I don't know what the Supreme Court will rule, and ACP's statement stayed away from the constitutional arguments because the organization's expertise is in evidence-based development of health policy, not constitutional law. But based on its assessment of the most effective ways to expand access to health care, ACP concluded that the key reforms created by the ACA—subsidies, exchanges, Medicaid expansion, and the individual insurance requirement—should be maintained.  

I see no other viable political pathway to achieve ACP's decades-long vision that every American, no matter where they live or work or how rich or poor they are, should have access to affordable coverage for essential health benefits.

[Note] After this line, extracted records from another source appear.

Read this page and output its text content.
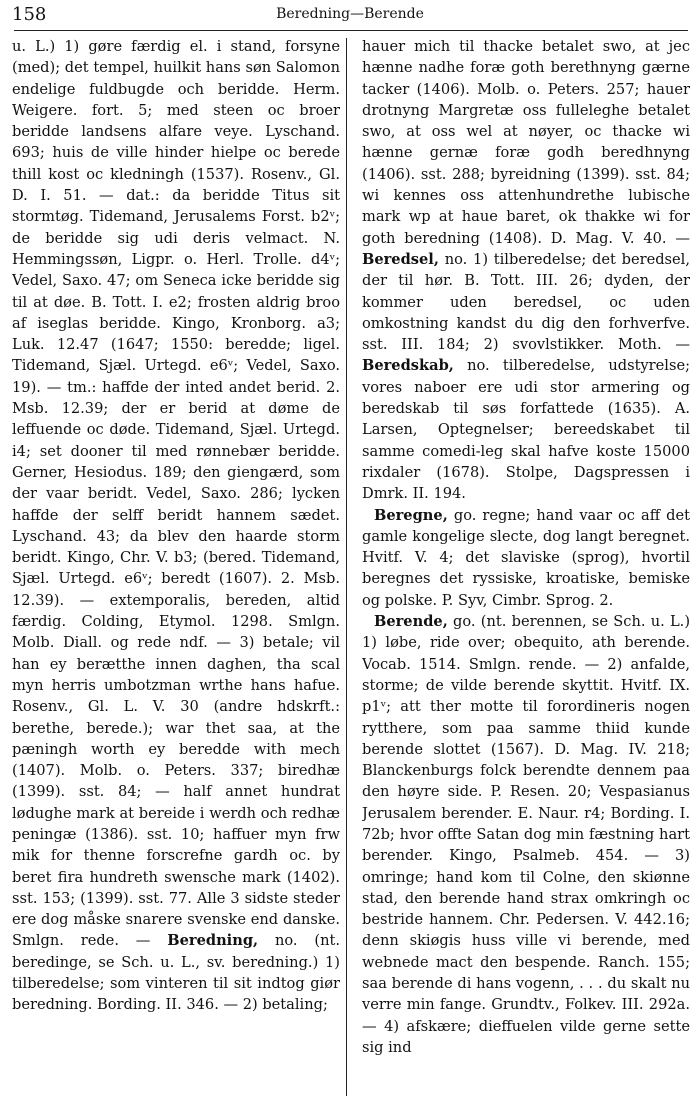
158	Beredning—Berende

u. L.) 1) gøre færdig el. i stand, forsyne (med); det tempel, huilkit hans søn Salomon endelige fuldbugde och beridde. Herm. Weigere. fort. 5; med steen oc broer beridde landsens alfare veye. Lyschand. 693; huis de ville hinder hielpe oc berede thill kost oc kledningh (1537). Rosenv., Gl. D. I. 51. — dat.: da beridde Titus sit stormtøg. Tidemand, Jerusalems Forst. b2ᵛ; de beridde sig udi deris velmact. N. Hemmingssøn, Ligpr. o. Herl. Trolle. d4ᵛ; Vedel, Saxo. 47; om Seneca icke beridde sig til at døe. B. Tott. I. e2; frosten aldrig broo af iseglas beridde. Kingo, Kronborg. a3; Luk. 12.47 (1647; 1550: beredde; ligel. Tidemand, Sjæl. Urtegd. e6ᵛ; Vedel, Saxo. 19). — tm.: haffde der inted andet berid. 2. Msb. 12.39; der er berid at døme de leffuende oc døde. Tidemand, Sjæl. Urtegd. i4; set dooner til med rønnebær beridde. Gerner, Hesiodus. 189; den giengærd, som der vaar beridt. Vedel, Saxo. 286; lycken haffde der selff beridt hannem sædet. Lyschand. 43; da blev den haarde storm beridt. Kingo, Chr. V. b3; (bered. Tidemand, Sjæl. Urtegd. e6ᵛ; beredt (1607). 2. Msb. 12.39). — extemporalis, bereden, altid færdig. Colding, Etymol. 1298. Smlgn. Molb. Diall. og rede ndf. — 3) betale; vil han ey berætthe innen daghen, tha scal myn herris umbotzman wrthe hans hafue. Rosenv., Gl. L. V. 30 (andre hdskrft.: berethe, berede.); war thet saa, at the pæningh worth ey beredde with mech (1407). Molb. o. Peters. 337; biredhæ (1399). sst. 84; — half annet hundrat lødughe mark at bereide i werdh och redhæ peningæ (1386). sst. 10; haffuer myn frw mik for thenne forscrefne gardh oc. by beret fira hundreth swensche mark (1402). sst. 153; (1399). sst. 77. Alle 3 sidste steder ere dog måske snarere svenske end danske. Smlgn. rede. — Beredning, no. (nt. beredinge, se Sch. u. L., sv. beredning.) 1) tilberedelse; som vinteren til sit indtog giør beredning. Bording. II. 346. — 2) betaling;

hauer mich til thacke betalet swo, at jec hænne nadhe foræ goth berethnyng gærne tacker (1406). Molb. o. Peters. 257; hauer drotnyng Margretæ oss fulleleghe betalet swo, at oss wel at nøyer, oc thacke wi hænne gernæ foræ godh beredhnyng (1406). sst. 288; byreidning (1399). sst. 84; wi kennes oss attenhundrethe lubische mark wp at haue baret, ok thakke wi for goth beredning (1408). D. Mag. V. 40. — Beredsel, no. 1) tilberedelse; det beredsel, der til hør. B. Tott. III. 26; dyden, der kommer uden beredsel, oc uden omkostning kandst du dig den forhverfve. sst. III. 184; 2) svovlstikker. Moth. — Beredskab, no. tilberedelse, udstyrelse; vores naboer ere udi stor armering og beredskab til søs forfattede (1635). A. Larsen, Optegnelser; bereedskabet til samme comedi-leg skal hafve koste 15000 rixdaler (1678). Stolpe, Dagspressen i Dmrk. II. 194.

Beregne, go. regne; hand vaar oc aff det gamle kongelige slecte, dog langt beregnet. Hvitf. V. 4; det slaviske (sprog), hvortil beregnes det ryssiske, kroatiske, bemiske og polske. P. Syv, Cimbr. Sprog. 2.

Berende, go. (nt. berennen, se Sch. u. L.) 1) løbe, ride over; obequito, ath berende. Vocab. 1514. Smlgn. rende. — 2) anfalde, storme; de vilde berende skyttit. Hvitf. IX. p1ᵛ; att ther motte til forordineris nogen rytthere, som paa samme thiid kunde berende slottet (1567). D. Mag. IV. 218; Blanckenburgs folck berendte dennem paa den høyre side. P. Resen. 20; Vespasianus Jerusalem berender. E. Naur. r4; Bording. I. 72b; hvor offte Satan dog min fæstning hart berender. Kingo, Psalmeb. 454. — 3) omringe; hand kom til Colne, den skiønne stad, den berende hand strax omkringh oc bestride hannem. Chr. Pedersen. V. 442.16; denn skiøgis huss ville vi berende, med webnede mact den bespende. Ranch. 155; saa berende di hans vogenn, . . . du skalt nu verre min fange. Grundtv., Folkev. III. 292a. — 4) afskære; dieffuelen vilde gerne sette sig ind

If the ACA goes, there will not be a "replacement" plan offered by the law's opponents that will come anywhere close to providing coverage to nearly all Americans. (The GOP plans offered to date—health savings accounts, buying insurance across state lines, and medical liability reforms—would not materially reduce the percentage of uninsured Americans, according to the Congressional Budget Office.)

People will disagree on whether universal health insurance coverage is a right, but there didn't use to be much disagreement that it is the right thing to do. As we hear arguments over the next few days about the Commerce Clause, states’ rights, the anti-injunction act, broccoli, and rationing, I hope we don't forget the millions who have been helped by the ACA, and the millions more who will be if it is allowed to stand.